Summary: "If money talks," said a popular comedian, "all it ever says to me is good-bye"
"If money talks," said a popular comedian, "all it ever says to me is good-bye"
There are several miscellaneous matters in this last chapter, but the key thought seems to be that of the second coming of Christ (vv. 7-9). When Christians honestly look for the return of Christ, the evidences of this hope show up in their lives.
When we gain an eternal viewpoint, our earthly perspective is never the same. Our view of money changes.
After all, our viewpoint is all important:
A man in New York City had a wife who had a cat. Actually, the cat had her. She loved the cat. She stroked it, combed its fur, fed it, and pampered it. The man detested the cat. He was allergic to cat hair; he hated the smell of the litter box; he couldn’t stand the scratching on the furniture; and he couldn’t get a good night’s sleep because the cat kept jumping on the bed. When his wife was out of town for the weekend, he put the cat in a bag with some rocks, dumped it in the Hudson river, and uttered a joyful good-bye to the cat. When his wife returned and could not find her cat, she was overwhelmed with grief.
Her husband said, “Look, honey, I know how much that cat meant to you. I’m going to put an ad in the paper and give a reward of five hundred dollars to anyone who finds the cat.”
No cat showed up, so a few days later he said, “Honey, you mean more to me than anything on earth. If that cat is precious to you, it is precious to me. I’ll tell you what I’ll do. I’ll buy another ad and raise the ante. We’ll increase the reward to one thousand dollars.”
A friend saw the ad and exclaimed, “You must be nuts; there isn’t a cat on earth that is worth a thousand dollars.”
The man replied, “Well, when you know what I know, you can afford to be generous.”
If we have any inkling of what it means to be part of God’s kingdom, we can afford to be generous. We can establish priorities by the way we give and live.
In James 5, money talks about three sins of the wealthy.
I. Money talks about the sinful accumulation of wealth, (1-3) “. . . a witness against you.”

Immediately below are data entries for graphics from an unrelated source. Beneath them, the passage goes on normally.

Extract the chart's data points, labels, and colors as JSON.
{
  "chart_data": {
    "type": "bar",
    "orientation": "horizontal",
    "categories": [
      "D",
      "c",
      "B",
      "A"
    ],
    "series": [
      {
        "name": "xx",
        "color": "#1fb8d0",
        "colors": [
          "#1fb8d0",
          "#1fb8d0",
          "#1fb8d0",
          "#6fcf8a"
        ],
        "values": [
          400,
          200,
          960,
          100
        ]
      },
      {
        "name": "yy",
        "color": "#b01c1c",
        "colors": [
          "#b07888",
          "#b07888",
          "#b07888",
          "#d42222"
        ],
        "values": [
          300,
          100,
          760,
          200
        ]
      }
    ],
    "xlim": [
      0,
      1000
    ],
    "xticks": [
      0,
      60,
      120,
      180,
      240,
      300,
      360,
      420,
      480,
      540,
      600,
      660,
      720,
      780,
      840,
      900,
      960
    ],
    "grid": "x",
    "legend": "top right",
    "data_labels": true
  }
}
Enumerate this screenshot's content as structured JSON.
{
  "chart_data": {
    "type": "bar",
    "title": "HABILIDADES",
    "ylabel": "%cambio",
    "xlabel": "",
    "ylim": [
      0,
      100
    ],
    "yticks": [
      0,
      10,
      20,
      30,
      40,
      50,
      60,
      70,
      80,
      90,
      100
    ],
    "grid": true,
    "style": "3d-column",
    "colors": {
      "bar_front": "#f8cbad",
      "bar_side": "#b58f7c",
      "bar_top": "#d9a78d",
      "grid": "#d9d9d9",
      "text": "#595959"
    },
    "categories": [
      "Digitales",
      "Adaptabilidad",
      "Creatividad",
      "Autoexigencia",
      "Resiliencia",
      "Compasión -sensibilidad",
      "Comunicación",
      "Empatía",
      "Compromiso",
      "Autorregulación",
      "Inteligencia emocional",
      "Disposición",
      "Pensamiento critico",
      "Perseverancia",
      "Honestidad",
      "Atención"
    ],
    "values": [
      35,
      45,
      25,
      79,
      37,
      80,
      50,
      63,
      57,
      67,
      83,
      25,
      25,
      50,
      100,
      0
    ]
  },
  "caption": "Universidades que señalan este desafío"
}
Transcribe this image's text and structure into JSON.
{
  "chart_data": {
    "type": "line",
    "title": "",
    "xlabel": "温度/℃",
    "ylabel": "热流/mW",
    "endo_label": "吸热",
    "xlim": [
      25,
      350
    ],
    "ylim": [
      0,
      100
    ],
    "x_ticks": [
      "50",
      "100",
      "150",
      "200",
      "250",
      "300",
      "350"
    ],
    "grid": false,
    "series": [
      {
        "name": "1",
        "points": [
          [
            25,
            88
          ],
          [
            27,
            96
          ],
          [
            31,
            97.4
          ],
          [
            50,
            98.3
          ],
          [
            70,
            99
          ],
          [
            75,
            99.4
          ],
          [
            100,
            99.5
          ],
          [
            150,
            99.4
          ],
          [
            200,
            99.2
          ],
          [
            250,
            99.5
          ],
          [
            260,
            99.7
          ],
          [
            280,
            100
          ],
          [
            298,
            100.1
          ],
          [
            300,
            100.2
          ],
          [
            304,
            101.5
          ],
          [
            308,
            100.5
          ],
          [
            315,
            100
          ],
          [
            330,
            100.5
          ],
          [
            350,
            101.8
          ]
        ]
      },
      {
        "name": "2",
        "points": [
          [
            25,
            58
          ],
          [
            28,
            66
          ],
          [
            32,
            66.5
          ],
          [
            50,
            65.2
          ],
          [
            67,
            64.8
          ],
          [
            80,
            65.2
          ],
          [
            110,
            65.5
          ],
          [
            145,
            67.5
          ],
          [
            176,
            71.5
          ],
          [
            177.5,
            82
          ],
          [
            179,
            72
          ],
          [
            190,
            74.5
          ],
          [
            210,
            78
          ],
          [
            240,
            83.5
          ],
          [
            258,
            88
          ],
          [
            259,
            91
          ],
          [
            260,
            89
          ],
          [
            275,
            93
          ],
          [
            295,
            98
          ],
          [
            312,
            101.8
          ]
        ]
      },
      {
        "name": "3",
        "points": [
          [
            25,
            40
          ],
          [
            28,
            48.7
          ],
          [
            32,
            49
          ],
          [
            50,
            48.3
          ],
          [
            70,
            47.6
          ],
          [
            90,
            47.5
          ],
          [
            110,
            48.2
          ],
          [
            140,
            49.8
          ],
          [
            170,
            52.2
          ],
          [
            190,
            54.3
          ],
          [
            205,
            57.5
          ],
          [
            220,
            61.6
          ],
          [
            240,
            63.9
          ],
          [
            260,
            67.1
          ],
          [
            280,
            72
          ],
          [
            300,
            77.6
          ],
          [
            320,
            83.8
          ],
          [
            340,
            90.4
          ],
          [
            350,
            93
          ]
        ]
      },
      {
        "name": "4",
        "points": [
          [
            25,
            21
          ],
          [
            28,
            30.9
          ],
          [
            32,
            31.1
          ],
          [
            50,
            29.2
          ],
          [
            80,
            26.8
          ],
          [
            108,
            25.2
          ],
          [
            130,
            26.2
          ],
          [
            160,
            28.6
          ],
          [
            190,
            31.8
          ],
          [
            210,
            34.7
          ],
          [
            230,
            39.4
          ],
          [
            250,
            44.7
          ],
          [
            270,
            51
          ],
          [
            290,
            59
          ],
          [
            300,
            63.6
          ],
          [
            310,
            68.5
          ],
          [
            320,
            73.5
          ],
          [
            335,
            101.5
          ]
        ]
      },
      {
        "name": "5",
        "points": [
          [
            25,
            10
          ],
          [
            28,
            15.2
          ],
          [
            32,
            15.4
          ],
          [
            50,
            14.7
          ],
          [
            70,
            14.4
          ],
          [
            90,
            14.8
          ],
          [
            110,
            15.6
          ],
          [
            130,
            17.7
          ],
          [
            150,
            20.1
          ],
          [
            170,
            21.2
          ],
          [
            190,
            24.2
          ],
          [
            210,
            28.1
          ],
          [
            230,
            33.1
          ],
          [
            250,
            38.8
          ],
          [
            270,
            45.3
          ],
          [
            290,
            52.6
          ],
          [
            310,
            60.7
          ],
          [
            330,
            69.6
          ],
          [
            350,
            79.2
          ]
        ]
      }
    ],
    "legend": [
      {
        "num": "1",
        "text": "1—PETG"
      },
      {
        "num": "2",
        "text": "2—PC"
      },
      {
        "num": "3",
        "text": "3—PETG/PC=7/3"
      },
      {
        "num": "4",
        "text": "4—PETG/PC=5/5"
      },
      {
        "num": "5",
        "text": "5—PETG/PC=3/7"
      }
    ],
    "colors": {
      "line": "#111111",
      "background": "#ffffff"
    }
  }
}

James 5:1. Go to now, ye rich men, weep and howl for your miseries that shall come upon you.
2. Your riches are corrupted, and your garments are motheaten.
3. Your gold and silver is cankered; and the rust of them shall be a witness against you, and shall eat your flesh as it were fire. Ye have heaped treasure together for the last days.
The point he’s making here is that whatever you simply accumulate, DETERIORATES. God gives us wealth to be used for eternal values.
You either use your wealth for God or lose it. Someone asked of a wealthy man who died, “How much money did he leave” expecting the answer to be about the millions he left. But the answer was, “all of it.” You either use it for things of eternal value of you lose it.
Matthew 6: 19 Lay not up for yourselves treasures upon earth, where moth and rust doth corrupt, and where thieves break through and steal:
20. But lay up for yourselves treasures in heaven, where neither moth nor rust doth corrupt, and where thieves do not break through nor steal:
21. For where your treasure is, there will your heart be also.
In the Parable of the Pounds in Luke 19 the servant that received one pound hid it in a napkin which indicated that the servant did not really expect the king to come back. He was not at all concerned about the king’s return so he did not bother with the king’s business.
The corruption of the possessions of wealthy people witness against them. People who hoard don’t believe God gave them wealth for a reason.
For many years Hetty Green was called America’s greatest miser. When she died in 1915, she left an estate valued at $100 million, an especially vast fortune for that day. But she was so miserly that she ate cold oatmeal in order to save the expense of heating the water. When her son had a severe leg injury, she took so long trying to find a free clinic to treat him that his leg had to be amputated because of advanced infection. It has been said that she hastened her own death by bringing on a fit of apoplexy while arguing the merits of skim milk because it was cheaper than whole milk.
At one time, she was the richest woman in America. Her estate was valued at from 65 to 100 million dollars. Her income from real estate, stocks, bonds, etc.—was $5 a minute or $300 an hour. Yet Hetty lived her life on a lower scale than her scrubwoman did.